Ella le saldrá al encuentro como una madre,
y lo recibirá como una esposa casada en su virginidad.
Lo alimentará con pan de entendimiento
y le dará a beber agua de sabiduría.
Él se apoyará en ella, y no vacilará.
Confiará en ella, y no será avergonzado.
Ella lo exaltará por encima de sus prójimos.
Ella abrirá su boca en medio de la congregación.
Él heredará gozo, una corona de alegría,
y un nombre eterno.
Los hombres necios no la obtendrán.
Los pecadores no la verán.
Ella está lejos del orgullo.
Los mentirosos no se acordarán de ella.
La alabanza no es hermosa en la boca del pecador;
porque no le fue enviada por el Señor.
10 Porque la alabanza se pronunciará con sabiduría;
y el Señor la prosperará.
 
11 No digas: “Por causa del Señor me aparté”;
porque no harás las cosas que él aborrece.

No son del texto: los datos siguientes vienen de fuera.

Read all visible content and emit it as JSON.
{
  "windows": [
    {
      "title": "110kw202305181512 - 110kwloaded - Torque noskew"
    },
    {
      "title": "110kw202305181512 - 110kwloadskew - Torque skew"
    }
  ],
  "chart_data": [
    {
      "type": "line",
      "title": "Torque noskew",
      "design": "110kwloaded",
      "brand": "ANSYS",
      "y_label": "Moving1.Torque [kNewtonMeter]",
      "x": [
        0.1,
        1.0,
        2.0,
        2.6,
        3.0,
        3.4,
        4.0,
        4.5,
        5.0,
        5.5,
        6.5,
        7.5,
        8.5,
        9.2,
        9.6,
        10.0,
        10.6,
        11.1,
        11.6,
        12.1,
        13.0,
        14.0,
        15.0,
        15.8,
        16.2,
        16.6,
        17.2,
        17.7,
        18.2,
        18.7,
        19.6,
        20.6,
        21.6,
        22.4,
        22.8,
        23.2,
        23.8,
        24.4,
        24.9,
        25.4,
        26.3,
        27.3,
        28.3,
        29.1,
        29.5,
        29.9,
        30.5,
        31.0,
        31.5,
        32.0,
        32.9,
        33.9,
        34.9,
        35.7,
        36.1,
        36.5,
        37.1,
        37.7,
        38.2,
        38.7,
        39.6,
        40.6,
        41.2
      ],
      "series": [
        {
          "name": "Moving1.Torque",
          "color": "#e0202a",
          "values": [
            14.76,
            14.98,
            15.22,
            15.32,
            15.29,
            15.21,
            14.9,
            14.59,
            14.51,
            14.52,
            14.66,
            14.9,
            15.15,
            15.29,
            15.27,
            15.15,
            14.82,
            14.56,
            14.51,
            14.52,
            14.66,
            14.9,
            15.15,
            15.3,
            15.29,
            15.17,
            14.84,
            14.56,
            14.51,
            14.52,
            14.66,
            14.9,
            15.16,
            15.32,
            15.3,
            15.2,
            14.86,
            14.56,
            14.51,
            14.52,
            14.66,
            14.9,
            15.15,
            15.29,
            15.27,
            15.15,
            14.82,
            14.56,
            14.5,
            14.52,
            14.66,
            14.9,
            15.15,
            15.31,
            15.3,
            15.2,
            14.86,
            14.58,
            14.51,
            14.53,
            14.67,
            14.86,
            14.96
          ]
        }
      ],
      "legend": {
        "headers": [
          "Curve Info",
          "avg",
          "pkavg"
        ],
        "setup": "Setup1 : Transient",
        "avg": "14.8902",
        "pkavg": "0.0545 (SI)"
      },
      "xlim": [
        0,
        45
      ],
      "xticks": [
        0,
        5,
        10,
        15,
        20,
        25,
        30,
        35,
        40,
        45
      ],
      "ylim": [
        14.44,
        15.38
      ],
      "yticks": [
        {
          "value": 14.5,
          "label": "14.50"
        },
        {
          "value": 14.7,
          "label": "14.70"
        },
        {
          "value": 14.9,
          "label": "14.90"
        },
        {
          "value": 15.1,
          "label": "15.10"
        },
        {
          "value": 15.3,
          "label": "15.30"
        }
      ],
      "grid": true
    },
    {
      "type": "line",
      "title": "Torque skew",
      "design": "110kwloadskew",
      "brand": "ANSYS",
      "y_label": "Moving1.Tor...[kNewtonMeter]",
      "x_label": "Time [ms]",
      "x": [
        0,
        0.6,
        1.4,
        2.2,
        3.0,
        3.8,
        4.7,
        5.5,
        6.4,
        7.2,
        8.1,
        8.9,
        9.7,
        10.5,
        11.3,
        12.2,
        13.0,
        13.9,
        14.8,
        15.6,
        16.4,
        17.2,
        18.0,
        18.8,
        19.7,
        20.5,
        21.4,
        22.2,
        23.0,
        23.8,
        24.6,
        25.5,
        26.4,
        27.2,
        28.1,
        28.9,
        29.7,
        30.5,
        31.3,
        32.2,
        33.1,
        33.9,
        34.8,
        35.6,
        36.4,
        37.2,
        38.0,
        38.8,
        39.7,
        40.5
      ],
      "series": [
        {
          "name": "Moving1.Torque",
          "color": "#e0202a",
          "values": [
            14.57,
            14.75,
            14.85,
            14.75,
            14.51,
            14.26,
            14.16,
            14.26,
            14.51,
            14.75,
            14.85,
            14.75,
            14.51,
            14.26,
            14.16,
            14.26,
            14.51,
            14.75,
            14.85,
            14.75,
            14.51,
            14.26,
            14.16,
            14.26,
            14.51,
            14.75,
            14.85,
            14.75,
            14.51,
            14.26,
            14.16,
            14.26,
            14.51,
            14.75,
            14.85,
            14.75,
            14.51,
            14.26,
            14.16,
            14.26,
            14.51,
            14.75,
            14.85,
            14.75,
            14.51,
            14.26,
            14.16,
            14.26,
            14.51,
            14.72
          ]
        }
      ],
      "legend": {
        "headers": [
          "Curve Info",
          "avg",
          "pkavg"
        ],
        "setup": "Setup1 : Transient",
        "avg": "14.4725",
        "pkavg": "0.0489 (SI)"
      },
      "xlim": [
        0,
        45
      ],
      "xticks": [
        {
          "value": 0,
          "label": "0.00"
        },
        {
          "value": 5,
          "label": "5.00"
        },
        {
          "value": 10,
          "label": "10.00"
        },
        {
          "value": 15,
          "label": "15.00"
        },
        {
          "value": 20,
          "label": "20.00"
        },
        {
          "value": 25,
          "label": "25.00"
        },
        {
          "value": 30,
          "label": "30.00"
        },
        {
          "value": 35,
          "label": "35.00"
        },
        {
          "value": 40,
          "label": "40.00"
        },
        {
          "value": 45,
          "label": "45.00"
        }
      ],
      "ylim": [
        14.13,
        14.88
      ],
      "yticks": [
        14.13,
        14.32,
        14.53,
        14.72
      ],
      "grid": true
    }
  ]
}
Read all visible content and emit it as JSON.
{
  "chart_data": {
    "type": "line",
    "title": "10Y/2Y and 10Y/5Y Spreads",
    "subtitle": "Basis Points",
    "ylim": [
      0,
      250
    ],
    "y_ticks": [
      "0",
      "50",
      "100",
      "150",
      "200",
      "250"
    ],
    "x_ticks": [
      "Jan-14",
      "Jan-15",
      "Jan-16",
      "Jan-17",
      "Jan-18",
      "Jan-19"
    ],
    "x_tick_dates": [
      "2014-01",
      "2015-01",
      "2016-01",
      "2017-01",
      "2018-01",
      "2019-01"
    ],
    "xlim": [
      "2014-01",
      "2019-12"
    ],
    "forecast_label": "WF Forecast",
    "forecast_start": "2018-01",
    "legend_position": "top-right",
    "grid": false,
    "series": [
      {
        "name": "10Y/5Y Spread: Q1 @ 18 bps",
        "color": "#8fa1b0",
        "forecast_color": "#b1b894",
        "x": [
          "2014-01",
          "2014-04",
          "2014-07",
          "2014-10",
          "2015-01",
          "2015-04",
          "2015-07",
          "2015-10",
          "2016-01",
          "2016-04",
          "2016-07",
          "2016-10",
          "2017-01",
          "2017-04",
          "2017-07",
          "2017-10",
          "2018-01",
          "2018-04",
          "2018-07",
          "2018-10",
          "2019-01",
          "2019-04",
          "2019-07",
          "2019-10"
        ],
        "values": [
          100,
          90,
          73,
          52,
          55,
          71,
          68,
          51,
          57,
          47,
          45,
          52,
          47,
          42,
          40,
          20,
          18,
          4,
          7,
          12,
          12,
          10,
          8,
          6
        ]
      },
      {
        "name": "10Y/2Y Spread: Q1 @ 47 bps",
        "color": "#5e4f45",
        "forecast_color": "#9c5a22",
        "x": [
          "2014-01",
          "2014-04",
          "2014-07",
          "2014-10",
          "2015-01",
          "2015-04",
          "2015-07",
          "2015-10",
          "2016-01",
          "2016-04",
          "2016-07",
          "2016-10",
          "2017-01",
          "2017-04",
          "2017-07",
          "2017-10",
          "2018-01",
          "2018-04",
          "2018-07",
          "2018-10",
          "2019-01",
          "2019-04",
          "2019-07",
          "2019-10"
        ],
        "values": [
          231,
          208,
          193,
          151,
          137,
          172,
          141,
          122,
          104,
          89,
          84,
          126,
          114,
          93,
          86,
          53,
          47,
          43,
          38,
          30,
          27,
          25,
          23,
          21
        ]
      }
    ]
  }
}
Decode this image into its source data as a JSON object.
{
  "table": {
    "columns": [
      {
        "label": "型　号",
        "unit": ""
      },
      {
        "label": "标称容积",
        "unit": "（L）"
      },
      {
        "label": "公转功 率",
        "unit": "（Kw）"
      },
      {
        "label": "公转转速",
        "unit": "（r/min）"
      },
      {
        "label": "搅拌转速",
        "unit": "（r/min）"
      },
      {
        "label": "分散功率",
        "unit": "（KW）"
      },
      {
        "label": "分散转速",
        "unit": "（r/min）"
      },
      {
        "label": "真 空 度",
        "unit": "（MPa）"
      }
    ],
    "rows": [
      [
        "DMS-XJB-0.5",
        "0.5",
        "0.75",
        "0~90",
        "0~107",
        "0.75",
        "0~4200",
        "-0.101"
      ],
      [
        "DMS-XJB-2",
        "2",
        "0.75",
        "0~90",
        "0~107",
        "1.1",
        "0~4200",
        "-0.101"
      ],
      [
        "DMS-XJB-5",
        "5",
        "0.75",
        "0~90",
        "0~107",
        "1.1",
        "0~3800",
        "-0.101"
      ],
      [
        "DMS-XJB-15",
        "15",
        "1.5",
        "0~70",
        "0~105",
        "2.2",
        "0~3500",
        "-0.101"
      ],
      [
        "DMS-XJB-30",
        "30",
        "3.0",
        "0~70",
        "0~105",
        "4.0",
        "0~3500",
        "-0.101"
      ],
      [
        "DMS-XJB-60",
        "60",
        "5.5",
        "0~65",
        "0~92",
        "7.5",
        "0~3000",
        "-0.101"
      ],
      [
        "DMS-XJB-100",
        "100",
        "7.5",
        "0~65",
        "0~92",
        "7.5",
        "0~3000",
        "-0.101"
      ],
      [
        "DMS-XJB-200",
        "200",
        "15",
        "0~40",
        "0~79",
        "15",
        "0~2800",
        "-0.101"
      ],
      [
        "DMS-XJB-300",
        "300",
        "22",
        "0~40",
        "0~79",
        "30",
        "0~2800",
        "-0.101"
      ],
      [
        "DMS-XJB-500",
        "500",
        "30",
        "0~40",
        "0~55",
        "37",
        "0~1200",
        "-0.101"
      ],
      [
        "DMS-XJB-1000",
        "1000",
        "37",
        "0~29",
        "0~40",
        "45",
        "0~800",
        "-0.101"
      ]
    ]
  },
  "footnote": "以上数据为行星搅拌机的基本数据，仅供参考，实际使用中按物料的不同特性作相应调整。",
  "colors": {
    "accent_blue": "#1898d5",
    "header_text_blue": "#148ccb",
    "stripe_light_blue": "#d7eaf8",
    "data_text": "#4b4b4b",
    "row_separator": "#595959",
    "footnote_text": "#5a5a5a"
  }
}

12 No digas: “Él fue quien me hizo errar”;
porque él no tiene necesidad de un hombre pecador.
13 El Señor aborrece toda abominación;
y los que le temen no las aman.
14 Él mismo hizo al hombre desde el principio
y lo dejó en manos de su propio consejo.
15 Si tú quieres, puedes guardar los mandamientos.
Ser fiel es cuestión de tu elección.
16 Él ha puesto ante ti fuego y agua.
Extenderás tu mano a lo que desees.
17 Delante del hombre están la vida y la muerte.
Lo que él prefiera, le será dado.
18 Porque la sabiduría del Señor es grande.
Él es poderoso en fuerza, y ve todas las cosas.
19 Sus ojos están sobre los que le temen.
Él conoce cada obra del hombre.
20 No ha mandado a ningún hombre a ser impío.
No le ha dado a ningún hombre licencia para pecar.